My landscape of memory is a place as full of shadows as a forest in moonlight. The light of recollection pierces it's gloom and highlights just a fragment of detail, often something sharp and stark. These fleeting images have often come to me at awkward moments, catching me off balance, and sometimes stabbing painfully at me with their clarity.
It happened to me again yesterday. I was standing by the sink, cleaning the cutlery, staring out across the sleepy river valley of the place that I currently call home. The setting sun slid into view through the open window and for a moment I was blinded by it. I closed my eyes and saw arcs of blood sprayed across the white walls of my parents apartment. There was nothing more to it than that one image, yet it knocked the breath out of me. My stomach lurched wildly in response to some further memory that it did not care to share with the rest of me, and I had to grab hold of the sides of the sink as it emptied itself of the lunch I had only recently consumed.

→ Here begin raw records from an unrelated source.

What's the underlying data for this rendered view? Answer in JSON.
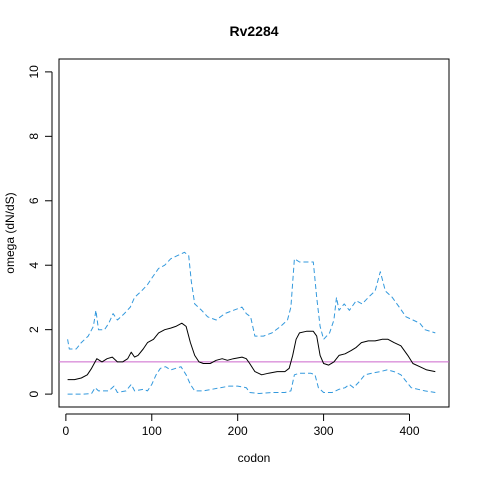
{
  "chart_data": {
    "type": "line",
    "title": "Rv2284",
    "xlabel": "codon",
    "ylabel": "omega (dN/dS)",
    "xlim": [
      -8,
      446
    ],
    "ylim": [
      -0.4,
      10.4
    ],
    "x_ticks": [
      0,
      100,
      200,
      300,
      400
    ],
    "y_ticks": [
      0,
      2,
      4,
      6,
      8,
      10
    ],
    "x_tick_labels": [
      "0",
      "100",
      "200",
      "300",
      "400"
    ],
    "y_tick_labels": [
      "0",
      "2",
      "4",
      "6",
      "8",
      "10"
    ],
    "grid": false,
    "legend": "none",
    "reference_line": {
      "y": 1.0,
      "color": "#cc66cc"
    },
    "series": [
      {
        "role": "upper-interval",
        "color": "#3399dd",
        "dash": "dashed",
        "points": [
          [
            2,
            1.7
          ],
          [
            4,
            1.4
          ],
          [
            12,
            1.4
          ],
          [
            18,
            1.6
          ],
          [
            26,
            1.8
          ],
          [
            32,
            2.1
          ],
          [
            35,
            2.6
          ],
          [
            38,
            2.0
          ],
          [
            45,
            2.0
          ],
          [
            50,
            2.2
          ],
          [
            55,
            2.5
          ],
          [
            60,
            2.3
          ],
          [
            68,
            2.5
          ],
          [
            75,
            2.7
          ],
          [
            80,
            3.0
          ],
          [
            88,
            3.2
          ],
          [
            95,
            3.4
          ],
          [
            100,
            3.6
          ],
          [
            108,
            3.9
          ],
          [
            115,
            4.0
          ],
          [
            122,
            4.2
          ],
          [
            130,
            4.3
          ],
          [
            138,
            4.4
          ],
          [
            143,
            4.3
          ],
          [
            146,
            3.5
          ],
          [
            150,
            2.8
          ],
          [
            158,
            2.6
          ],
          [
            165,
            2.4
          ],
          [
            175,
            2.3
          ],
          [
            185,
            2.5
          ],
          [
            195,
            2.6
          ],
          [
            205,
            2.7
          ],
          [
            210,
            2.5
          ],
          [
            215,
            2.4
          ],
          [
            220,
            1.8
          ],
          [
            230,
            1.8
          ],
          [
            240,
            1.9
          ],
          [
            250,
            2.1
          ],
          [
            258,
            2.3
          ],
          [
            262,
            2.7
          ],
          [
            266,
            4.2
          ],
          [
            272,
            4.1
          ],
          [
            288,
            4.1
          ],
          [
            292,
            3.0
          ],
          [
            296,
            2.1
          ],
          [
            300,
            1.7
          ],
          [
            307,
            1.9
          ],
          [
            312,
            2.3
          ],
          [
            315,
            3.0
          ],
          [
            318,
            2.6
          ],
          [
            324,
            2.8
          ],
          [
            330,
            2.6
          ],
          [
            338,
            2.9
          ],
          [
            345,
            2.8
          ],
          [
            352,
            3.0
          ],
          [
            360,
            3.2
          ],
          [
            366,
            3.8
          ],
          [
            372,
            3.2
          ],
          [
            380,
            3.0
          ],
          [
            388,
            2.7
          ],
          [
            396,
            2.4
          ],
          [
            404,
            2.3
          ],
          [
            412,
            2.2
          ],
          [
            418,
            2.0
          ],
          [
            430,
            1.9
          ]
        ]
      },
      {
        "role": "estimate",
        "color": "#000000",
        "dash": "solid",
        "points": [
          [
            2,
            0.45
          ],
          [
            10,
            0.45
          ],
          [
            18,
            0.5
          ],
          [
            25,
            0.6
          ],
          [
            30,
            0.8
          ],
          [
            36,
            1.1
          ],
          [
            42,
            1.0
          ],
          [
            48,
            1.1
          ],
          [
            54,
            1.15
          ],
          [
            60,
            1.0
          ],
          [
            66,
            1.0
          ],
          [
            72,
            1.1
          ],
          [
            76,
            1.3
          ],
          [
            80,
            1.15
          ],
          [
            84,
            1.2
          ],
          [
            90,
            1.4
          ],
          [
            95,
            1.6
          ],
          [
            102,
            1.7
          ],
          [
            108,
            1.9
          ],
          [
            115,
            2.0
          ],
          [
            122,
            2.05
          ],
          [
            128,
            2.1
          ],
          [
            135,
            2.2
          ],
          [
            140,
            2.1
          ],
          [
            145,
            1.6
          ],
          [
            150,
            1.2
          ],
          [
            155,
            1.0
          ],
          [
            160,
            0.95
          ],
          [
            168,
            0.95
          ],
          [
            175,
            1.05
          ],
          [
            182,
            1.1
          ],
          [
            188,
            1.05
          ],
          [
            195,
            1.1
          ],
          [
            205,
            1.15
          ],
          [
            210,
            1.1
          ],
          [
            214,
            0.95
          ],
          [
            220,
            0.7
          ],
          [
            228,
            0.6
          ],
          [
            236,
            0.65
          ],
          [
            246,
            0.7
          ],
          [
            255,
            0.7
          ],
          [
            260,
            0.8
          ],
          [
            264,
            1.2
          ],
          [
            268,
            1.7
          ],
          [
            272,
            1.9
          ],
          [
            280,
            1.95
          ],
          [
            288,
            1.95
          ],
          [
            292,
            1.8
          ],
          [
            296,
            1.2
          ],
          [
            300,
            0.95
          ],
          [
            306,
            0.9
          ],
          [
            312,
            1.0
          ],
          [
            318,
            1.2
          ],
          [
            325,
            1.25
          ],
          [
            332,
            1.35
          ],
          [
            338,
            1.45
          ],
          [
            344,
            1.6
          ],
          [
            352,
            1.65
          ],
          [
            360,
            1.65
          ],
          [
            368,
            1.7
          ],
          [
            375,
            1.7
          ],
          [
            382,
            1.6
          ],
          [
            390,
            1.5
          ],
          [
            398,
            1.2
          ],
          [
            404,
            0.95
          ],
          [
            412,
            0.85
          ],
          [
            420,
            0.75
          ],
          [
            430,
            0.7
          ]
        ]
      },
      {
        "role": "lower-interval",
        "color": "#3399dd",
        "dash": "dashed",
        "points": [
          [
            2,
            0.0
          ],
          [
            20,
            0.0
          ],
          [
            30,
            0.02
          ],
          [
            34,
            0.2
          ],
          [
            38,
            0.1
          ],
          [
            50,
            0.1
          ],
          [
            56,
            0.25
          ],
          [
            60,
            0.05
          ],
          [
            70,
            0.1
          ],
          [
            76,
            0.3
          ],
          [
            80,
            0.1
          ],
          [
            90,
            0.15
          ],
          [
            95,
            0.1
          ],
          [
            100,
            0.3
          ],
          [
            105,
            0.6
          ],
          [
            110,
            0.8
          ],
          [
            116,
            0.85
          ],
          [
            122,
            0.75
          ],
          [
            128,
            0.8
          ],
          [
            134,
            0.85
          ],
          [
            140,
            0.6
          ],
          [
            145,
            0.3
          ],
          [
            150,
            0.1
          ],
          [
            160,
            0.1
          ],
          [
            170,
            0.15
          ],
          [
            180,
            0.2
          ],
          [
            190,
            0.25
          ],
          [
            200,
            0.25
          ],
          [
            210,
            0.2
          ],
          [
            214,
            0.05
          ],
          [
            225,
            0.02
          ],
          [
            240,
            0.05
          ],
          [
            255,
            0.05
          ],
          [
            262,
            0.1
          ],
          [
            266,
            0.6
          ],
          [
            272,
            0.65
          ],
          [
            285,
            0.65
          ],
          [
            290,
            0.6
          ],
          [
            294,
            0.2
          ],
          [
            300,
            0.05
          ],
          [
            310,
            0.05
          ],
          [
            318,
            0.15
          ],
          [
            325,
            0.2
          ],
          [
            330,
            0.3
          ],
          [
            335,
            0.2
          ],
          [
            342,
            0.4
          ],
          [
            348,
            0.6
          ],
          [
            356,
            0.65
          ],
          [
            366,
            0.7
          ],
          [
            374,
            0.75
          ],
          [
            382,
            0.7
          ],
          [
            390,
            0.6
          ],
          [
            396,
            0.4
          ],
          [
            402,
            0.2
          ],
          [
            410,
            0.15
          ],
          [
            418,
            0.1
          ],
          [
            430,
            0.05
          ]
        ]
      }
    ]
  }
}
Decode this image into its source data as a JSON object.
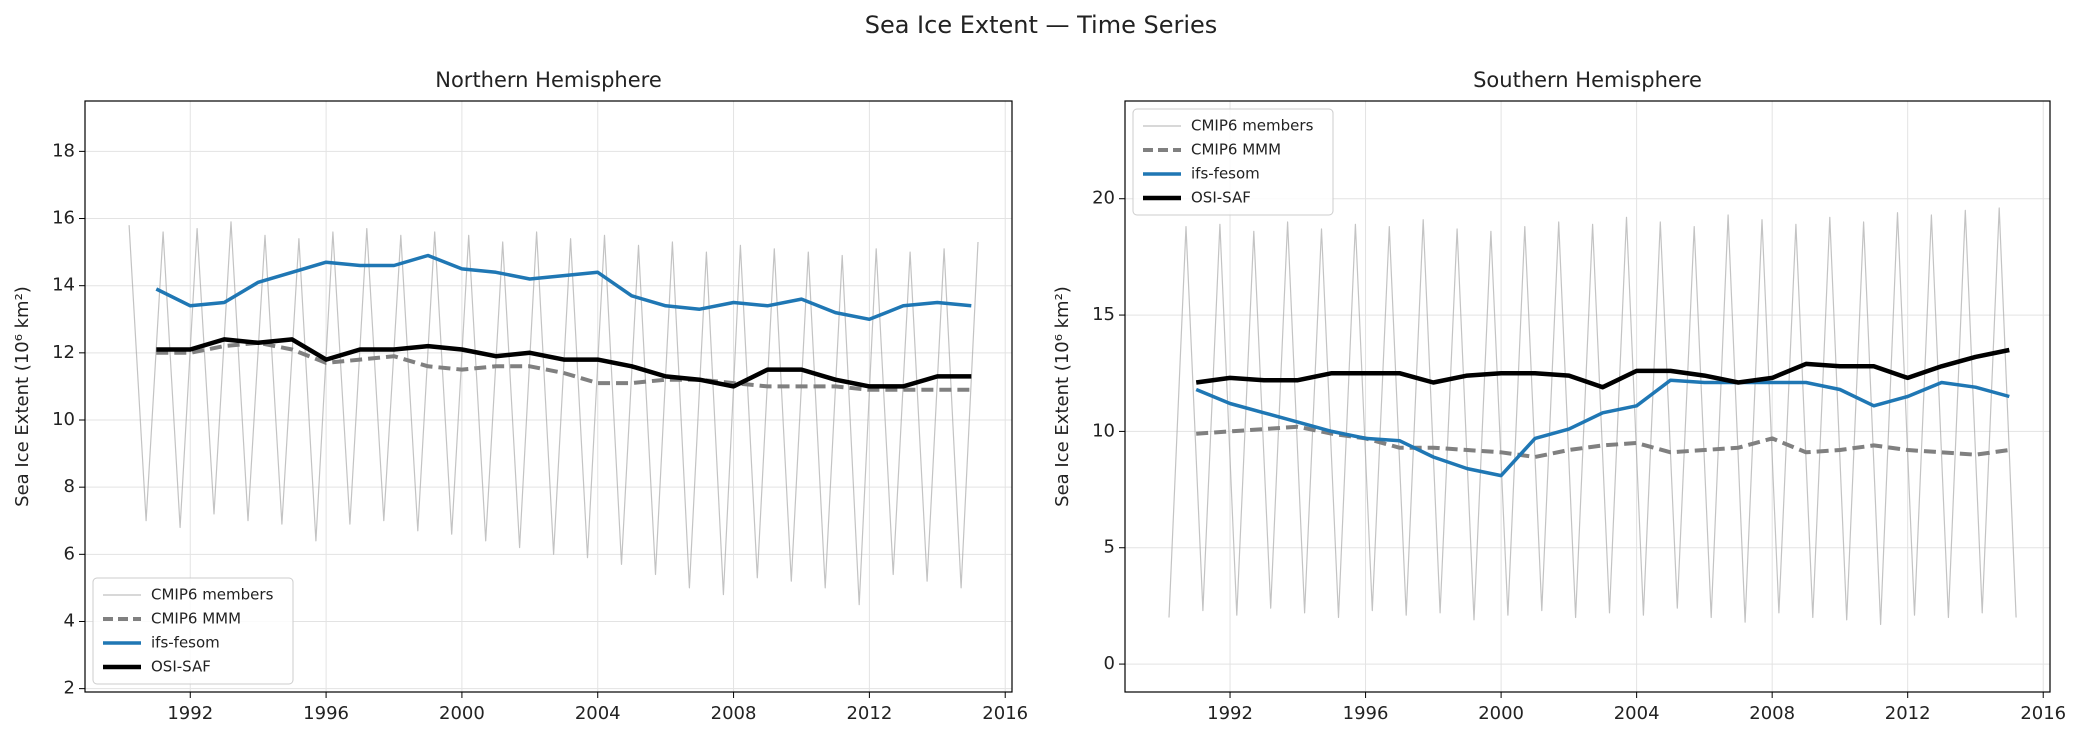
{
  "title": "Sea Ice Extent — Time Series",
  "chart_data": [
    {
      "type": "line",
      "title": "Northern Hemisphere",
      "ylabel": "Sea Ice Extent (10⁶ km²)",
      "x": [
        1991,
        1992,
        1993,
        1994,
        1995,
        1996,
        1997,
        1998,
        1999,
        2000,
        2001,
        2002,
        2003,
        2004,
        2005,
        2006,
        2007,
        2008,
        2009,
        2010,
        2011,
        2012,
        2013,
        2014,
        2015
      ],
      "xlim": [
        1988.9,
        2016.2
      ],
      "xticks": [
        1992,
        1996,
        2000,
        2004,
        2008,
        2012,
        2016
      ],
      "ylim": [
        1.9,
        19.5
      ],
      "yticks": [
        2,
        4,
        6,
        8,
        10,
        12,
        14,
        16,
        18
      ],
      "grid": true,
      "legend": "lower left",
      "series": [
        {
          "name": "CMIP6 members",
          "color": "#a9a9a9",
          "linewidth": 1.2,
          "linestyle": "solid",
          "x": [
            1990.2,
            1990.7,
            1991.2,
            1991.7,
            1992.2,
            1992.7,
            1993.2,
            1993.7,
            1994.2,
            1994.7,
            1995.2,
            1995.7,
            1996.2,
            1996.7,
            1997.2,
            1997.7,
            1998.2,
            1998.7,
            1999.2,
            1999.7,
            2000.2,
            2000.7,
            2001.2,
            2001.7,
            2002.2,
            2002.7,
            2003.2,
            2003.7,
            2004.2,
            2004.7,
            2005.2,
            2005.7,
            2006.2,
            2006.7,
            2007.2,
            2007.7,
            2008.2,
            2008.7,
            2009.2,
            2009.7,
            2010.2,
            2010.7,
            2011.2,
            2011.7,
            2012.2,
            2012.7,
            2013.2,
            2013.7,
            2014.2,
            2014.7,
            2015.2
          ],
          "values": [
            15.8,
            7.0,
            15.6,
            6.8,
            15.7,
            7.2,
            15.9,
            7.0,
            15.5,
            6.9,
            15.4,
            6.4,
            15.6,
            6.9,
            15.7,
            7.0,
            15.5,
            6.7,
            15.6,
            6.6,
            15.5,
            6.4,
            15.3,
            6.2,
            15.6,
            6.0,
            15.4,
            5.9,
            15.5,
            5.7,
            15.2,
            5.4,
            15.3,
            5.0,
            15.0,
            4.8,
            15.2,
            5.3,
            15.1,
            5.2,
            15.0,
            5.0,
            14.9,
            4.5,
            15.1,
            5.4,
            15.0,
            5.2,
            15.1,
            5.0,
            15.3
          ]
        },
        {
          "name": "CMIP6 MMM",
          "color": "#808080",
          "linewidth": 4,
          "linestyle": "dashed",
          "values": [
            12.0,
            12.0,
            12.2,
            12.3,
            12.1,
            11.7,
            11.8,
            11.9,
            11.6,
            11.5,
            11.6,
            11.6,
            11.4,
            11.1,
            11.1,
            11.2,
            11.2,
            11.1,
            11.0,
            11.0,
            11.0,
            10.9,
            10.9,
            10.9,
            10.9
          ]
        },
        {
          "name": "ifs-fesom",
          "color": "#1f77b4",
          "linewidth": 3.5,
          "linestyle": "solid",
          "values": [
            13.9,
            13.4,
            13.5,
            14.1,
            14.4,
            14.7,
            14.6,
            14.6,
            14.9,
            14.5,
            14.4,
            14.2,
            14.3,
            14.4,
            13.7,
            13.4,
            13.3,
            13.5,
            13.4,
            13.6,
            13.2,
            13.0,
            13.4,
            13.5,
            13.4
          ]
        },
        {
          "name": "OSI-SAF",
          "color": "#000000",
          "linewidth": 4.5,
          "linestyle": "solid",
          "values": [
            12.1,
            12.1,
            12.4,
            12.3,
            12.4,
            11.8,
            12.1,
            12.1,
            12.2,
            12.1,
            11.9,
            12.0,
            11.8,
            11.8,
            11.6,
            11.3,
            11.2,
            11.0,
            11.5,
            11.5,
            11.2,
            11.0,
            11.0,
            11.3,
            11.3
          ]
        }
      ]
    },
    {
      "type": "line",
      "title": "Southern Hemisphere",
      "ylabel": "Sea Ice Extent (10⁶ km²)",
      "x": [
        1991,
        1992,
        1993,
        1994,
        1995,
        1996,
        1997,
        1998,
        1999,
        2000,
        2001,
        2002,
        2003,
        2004,
        2005,
        2006,
        2007,
        2008,
        2009,
        2010,
        2011,
        2012,
        2013,
        2014,
        2015
      ],
      "xlim": [
        1988.9,
        2016.2
      ],
      "xticks": [
        1992,
        1996,
        2000,
        2004,
        2008,
        2012,
        2016
      ],
      "ylim": [
        -1.2,
        24.2
      ],
      "yticks": [
        0,
        5,
        10,
        15,
        20
      ],
      "grid": true,
      "legend": "upper left",
      "series": [
        {
          "name": "CMIP6 members",
          "color": "#a9a9a9",
          "linewidth": 1.2,
          "linestyle": "solid",
          "x": [
            1990.2,
            1990.7,
            1991.2,
            1991.7,
            1992.2,
            1992.7,
            1993.2,
            1993.7,
            1994.2,
            1994.7,
            1995.2,
            1995.7,
            1996.2,
            1996.7,
            1997.2,
            1997.7,
            1998.2,
            1998.7,
            1999.2,
            1999.7,
            2000.2,
            2000.7,
            2001.2,
            2001.7,
            2002.2,
            2002.7,
            2003.2,
            2003.7,
            2004.2,
            2004.7,
            2005.2,
            2005.7,
            2006.2,
            2006.7,
            2007.2,
            2007.7,
            2008.2,
            2008.7,
            2009.2,
            2009.7,
            2010.2,
            2010.7,
            2011.2,
            2011.7,
            2012.2,
            2012.7,
            2013.2,
            2013.7,
            2014.2,
            2014.7,
            2015.2
          ],
          "values": [
            2.0,
            18.8,
            2.3,
            18.9,
            2.1,
            18.6,
            2.4,
            19.0,
            2.2,
            18.7,
            2.0,
            18.9,
            2.3,
            18.8,
            2.1,
            19.1,
            2.2,
            18.7,
            1.9,
            18.6,
            2.1,
            18.8,
            2.3,
            19.0,
            2.0,
            18.9,
            2.2,
            19.2,
            2.1,
            19.0,
            2.4,
            18.8,
            2.0,
            19.3,
            1.8,
            19.1,
            2.2,
            18.9,
            2.0,
            19.2,
            1.9,
            19.0,
            1.7,
            19.4,
            2.1,
            19.3,
            2.0,
            19.5,
            2.2,
            19.6,
            2.0
          ]
        },
        {
          "name": "CMIP6 MMM",
          "color": "#808080",
          "linewidth": 4,
          "linestyle": "dashed",
          "values": [
            9.9,
            10.0,
            10.1,
            10.2,
            9.9,
            9.7,
            9.3,
            9.3,
            9.2,
            9.1,
            8.9,
            9.2,
            9.4,
            9.5,
            9.1,
            9.2,
            9.3,
            9.7,
            9.1,
            9.2,
            9.4,
            9.2,
            9.1,
            9.0,
            9.2
          ]
        },
        {
          "name": "ifs-fesom",
          "color": "#1f77b4",
          "linewidth": 3.5,
          "linestyle": "solid",
          "values": [
            11.8,
            11.2,
            10.8,
            10.4,
            10.0,
            9.7,
            9.6,
            8.9,
            8.4,
            8.1,
            9.7,
            10.1,
            10.8,
            11.1,
            12.2,
            12.1,
            12.1,
            12.1,
            12.1,
            11.8,
            11.1,
            11.5,
            12.1,
            11.9,
            11.5
          ]
        },
        {
          "name": "OSI-SAF",
          "color": "#000000",
          "linewidth": 4.5,
          "linestyle": "solid",
          "values": [
            12.1,
            12.3,
            12.2,
            12.2,
            12.5,
            12.5,
            12.5,
            12.1,
            12.4,
            12.5,
            12.5,
            12.4,
            11.9,
            12.6,
            12.6,
            12.4,
            12.1,
            12.3,
            12.9,
            12.8,
            12.8,
            12.3,
            12.8,
            13.2,
            13.5
          ]
        }
      ]
    }
  ]
}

It's been ten years or so since my parents were killed, but the fragmented memories of the night they died are like open wounds inside me. I cannot recall it all, not even nearly, but my fear of what happened then has driven me every day since. There are some things it is worse to remember than to forget.
I've been sitting for hours this evening, alone in my room and trying to piece together the fragments that I do have of that night. It's an arduous task and I feel completely masochistic in attempting it, but now I can't face it any more. I note it down in the little black book I keep with me all the time, then snuff out the lamp and attempt to sleep.

If my memories form a dark forest in my mind, then my dreams are wild creatures that hunt beneath it's eaves.